The federal carbon tax, criticized by many because it will increase the cost of gasoline, goes into effect on Monday in four Canadian provinces.
The measure, which takes the form of a gasoline and other fuel tax, applies to provinces that do not yet have a carbon pricing system: New Brunswick, New Brunswick Saskatchewan, Manitoba, and Ontario.
Quebec is spared because it participates in California's carbon trading, a cap and trade system for carbon emissions. Ontario joined in 2017, but the conservative government of Doug Ford withdrew it shortly after taking office.
The federal carbon tax is $ 20 per tonne of greenhouse gas emissions and will increase by $ 10 per year to $ 50 a tonne by 2022.
Opponents of the measure, including all provincial governments in which it applies, argue that it will raise the cost of living for the underprivileged and undermine the economy.

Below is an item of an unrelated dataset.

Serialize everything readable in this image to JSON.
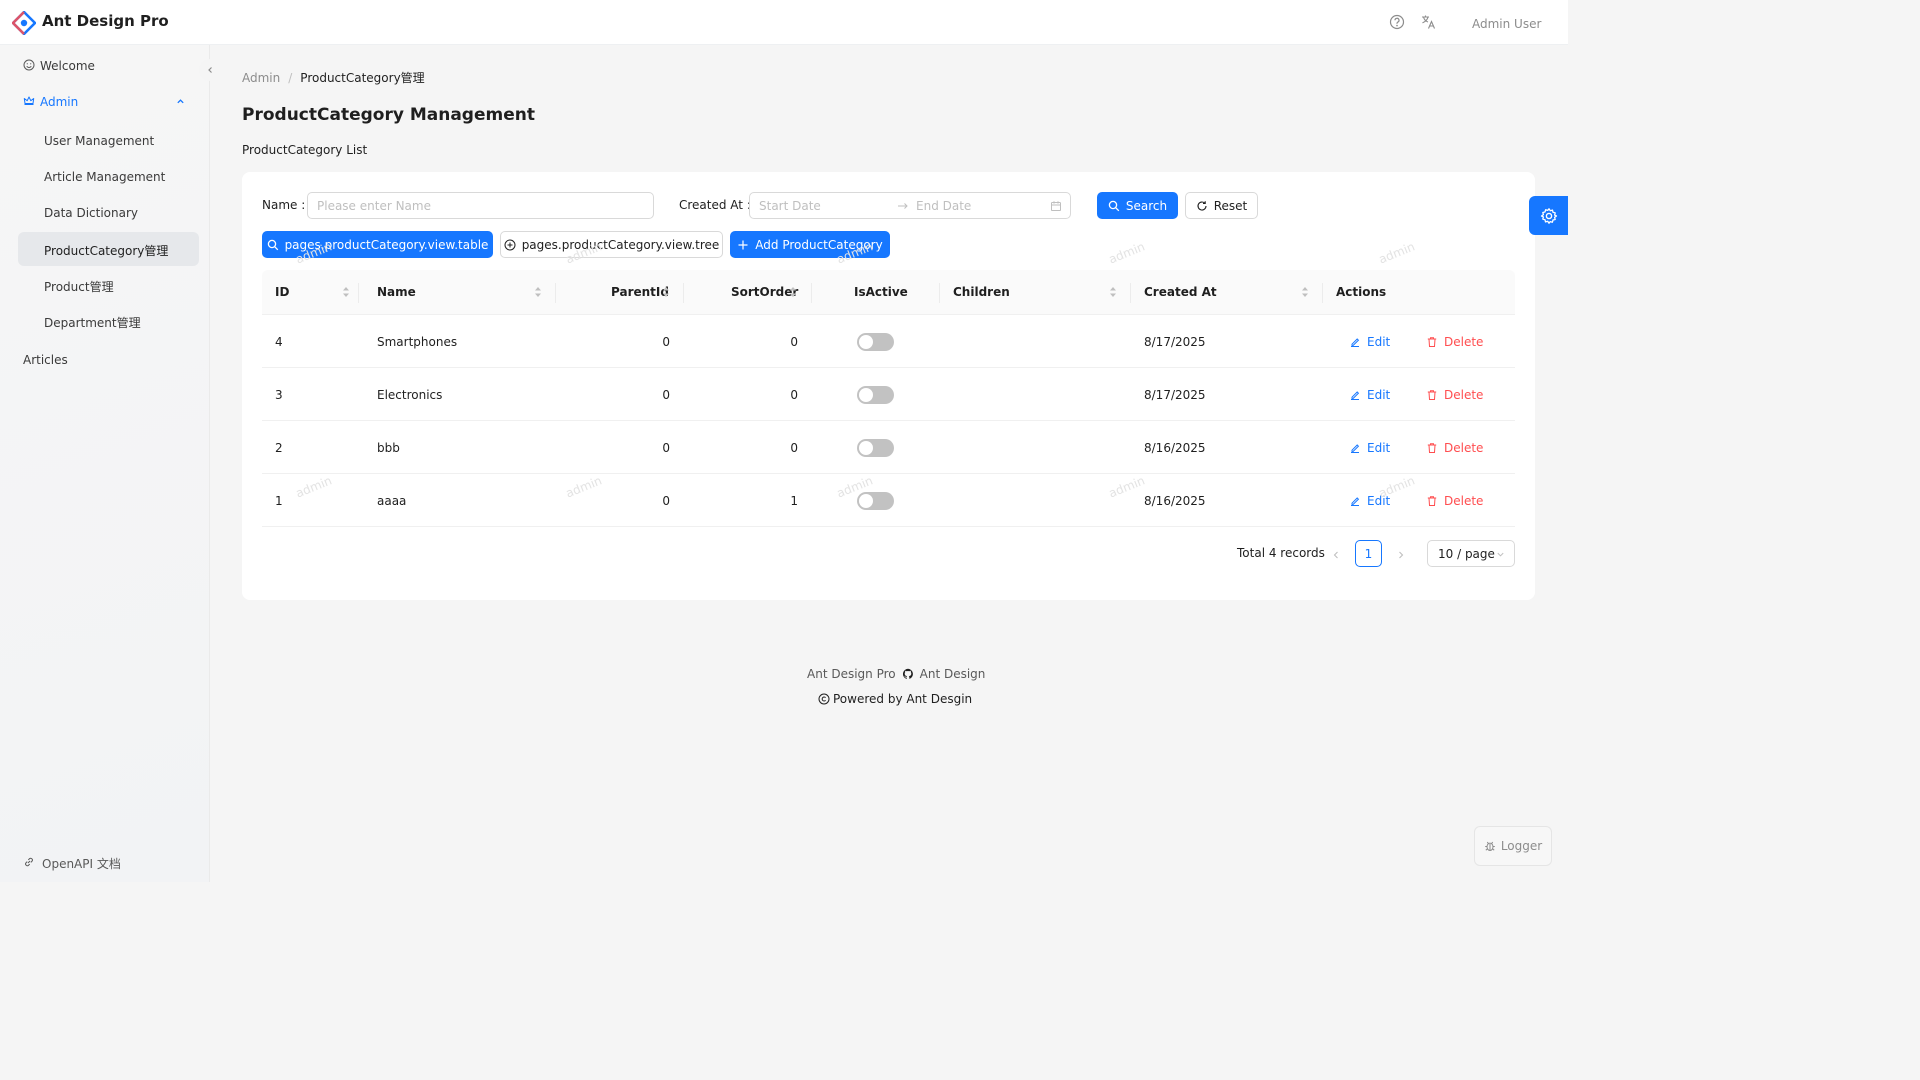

Ottawa, in turn, argues that carbon tax revenues will be returned to households for the payment of tax refund checks.
According to an analysis of GasBuddy's website, motorists are expected to report a 4 to 5 cents per gallon increase in gasoline.
The diary The Toronto Star Sunday reported that the Ford government is preparing a campaign against the carbon tax.
This offensive against the Trudeau government bill would cost many millions of dollars and would be released one week after the Queen's Park's budget to be delivered on April 11.